Tuesday 27 August 2024

Deadline: Judge In Fubo Lawsuit Against Disney, Fox And Warner Bros Discovery Eyes February Start To Jury Trial

Story from Deadline:

The judge who blocked Disney, Fox Corp. and Warner Bros Discovery from launching streaming service Venu Sports after a lawsuit by Fubo wants the parties to return to court in a bit more than two weeks.

U.S. District Court Judge Margaret Garnett issued an order Monday for a pretrial conference in New York to be held September 12.

On the agenda will be the defendants’ pending motion to dismiss the suit; details of discovery yet to be completed; and the prospects of a jury trial beginning by February 2025.

Garnett earlier this month granted Fubo’s request for a preliminary injunction barring Venu from being launched; the overarching antitrust complaint remains pending.

Meanwhile, Disney, Fox and Warner Bros Discovery have filed a motion seeking an expedited process in the U.S. Court of Appeals for the Second Circuit. They maintain that “time is of the essence” and that Garnett’s decision contained “multiple legal errors” to be addressed. The Venu joint venture members are “losing tens of millions of dollars that they have invested in a start-up business that has been blocked from coming to market, dozens of employees who were hired to work for Venu are left in limbo, and consumers are denied access to the innovative new product that Venu would have provided and the increased competition that would result from a new product offering,” the motion filed Friday argued.

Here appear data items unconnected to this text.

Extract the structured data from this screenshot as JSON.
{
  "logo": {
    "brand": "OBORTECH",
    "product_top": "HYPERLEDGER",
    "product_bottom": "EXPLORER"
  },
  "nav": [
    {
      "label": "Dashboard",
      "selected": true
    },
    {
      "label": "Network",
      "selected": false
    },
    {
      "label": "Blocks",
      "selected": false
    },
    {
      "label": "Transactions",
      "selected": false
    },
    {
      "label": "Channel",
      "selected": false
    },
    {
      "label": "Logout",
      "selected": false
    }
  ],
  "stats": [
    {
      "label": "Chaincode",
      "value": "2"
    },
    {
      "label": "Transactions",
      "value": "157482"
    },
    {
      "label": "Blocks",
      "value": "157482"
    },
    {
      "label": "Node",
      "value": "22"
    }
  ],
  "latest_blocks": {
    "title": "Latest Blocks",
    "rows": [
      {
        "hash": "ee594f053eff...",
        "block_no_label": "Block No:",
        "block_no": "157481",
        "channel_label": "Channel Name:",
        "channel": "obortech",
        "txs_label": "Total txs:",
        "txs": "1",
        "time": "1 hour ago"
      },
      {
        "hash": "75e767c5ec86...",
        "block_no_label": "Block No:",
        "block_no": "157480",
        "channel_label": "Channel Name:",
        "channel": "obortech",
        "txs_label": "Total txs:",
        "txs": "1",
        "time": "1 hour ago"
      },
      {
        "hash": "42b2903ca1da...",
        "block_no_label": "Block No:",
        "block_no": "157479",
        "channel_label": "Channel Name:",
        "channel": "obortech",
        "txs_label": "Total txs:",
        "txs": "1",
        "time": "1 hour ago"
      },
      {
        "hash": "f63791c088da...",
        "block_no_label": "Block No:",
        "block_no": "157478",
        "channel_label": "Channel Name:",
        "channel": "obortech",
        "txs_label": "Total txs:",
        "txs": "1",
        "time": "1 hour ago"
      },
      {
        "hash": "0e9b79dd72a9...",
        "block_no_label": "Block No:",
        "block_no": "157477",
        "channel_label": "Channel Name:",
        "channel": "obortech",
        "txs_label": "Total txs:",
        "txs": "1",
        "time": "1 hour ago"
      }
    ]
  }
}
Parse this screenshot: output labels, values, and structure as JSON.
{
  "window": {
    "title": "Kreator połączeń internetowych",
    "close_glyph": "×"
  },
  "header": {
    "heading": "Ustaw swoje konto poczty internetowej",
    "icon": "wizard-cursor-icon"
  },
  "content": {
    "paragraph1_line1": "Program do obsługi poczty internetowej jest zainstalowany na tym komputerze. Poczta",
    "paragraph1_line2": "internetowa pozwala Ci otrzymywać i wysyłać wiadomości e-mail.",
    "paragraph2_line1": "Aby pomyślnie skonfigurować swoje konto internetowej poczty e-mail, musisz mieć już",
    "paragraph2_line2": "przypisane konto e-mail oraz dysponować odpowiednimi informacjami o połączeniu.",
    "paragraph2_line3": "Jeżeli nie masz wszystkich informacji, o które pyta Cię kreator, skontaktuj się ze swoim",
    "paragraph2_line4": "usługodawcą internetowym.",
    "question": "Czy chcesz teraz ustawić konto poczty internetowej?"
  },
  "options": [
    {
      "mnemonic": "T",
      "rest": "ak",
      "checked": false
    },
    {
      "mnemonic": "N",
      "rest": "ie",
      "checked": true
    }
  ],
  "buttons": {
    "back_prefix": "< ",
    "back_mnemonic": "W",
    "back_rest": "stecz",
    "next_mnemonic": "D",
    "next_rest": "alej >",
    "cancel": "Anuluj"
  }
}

Since forming the JV last February, per the motion, the companies have spent $74 million to prepare Venu for launch. That figure includes personnel and technology costs but excludes outlays for research and analysis, legal fees and other corporate expenditures.

Fubo responded with a motion Monday, saying it would not oppose an accelerated briefing schedule in the appeal. The company, though, also called out what it described as “numerous misstatements, unsupported factual assertions, and mischaracterizations of the district court’s decision” by its opponents.

Despite claims of steep financial losses and employees in limbo, Fubo asserts that the media companies presented “zero” evidence or testimony supporting that kind of downside risk. The “hyperventilation” by Disney, Fox and Warner Bros Discovery “over the careful, considered 69-page opinion of the district court is also misguided,” Fubo’s motion went on to say. “The district court’s decision is based on settled precedent in the Second Circuit, full consideration of the facts presented by both sides, and numerous credibility determinations that should be accorded deference.” In addition, the motion added, the district court largely district court relied on the defendants’ “own documents and testimony from their own witnesses” in reaching its decision.

The injunction ruling in Fubo’s favor sent shockwaves through the media world given the ever-larger role of live sports and streaming in the overall ecosystem and the David-against-Goliath nature of the case. While Fubo has grown to almost 1.5 million subscribers, it is well below the scale of internet pay-TV leaders YouTube TV and Disney’s Hulu + Live TV. If it were to prevail at trial, the economic model of TV distribution established over decades could subject to sweeping revisions.

For Warner Bros Discovery, the August 16 ruling extended a summer slump, after the company lost NBA rights (though it has filed a last-ditch lawsuit against the league, asserting its right to match Amazon’s offer for a package of games). Venu’s failure to launch would wipe out a potential lifeline for networks like TNT and TBS, which are facing significant challenges to retaining distribution. In its most recently quarterly earnings report, Warner Bros Discovery cited the NBA loss in taking a $9.1 billion write-down of the value of its cable networks.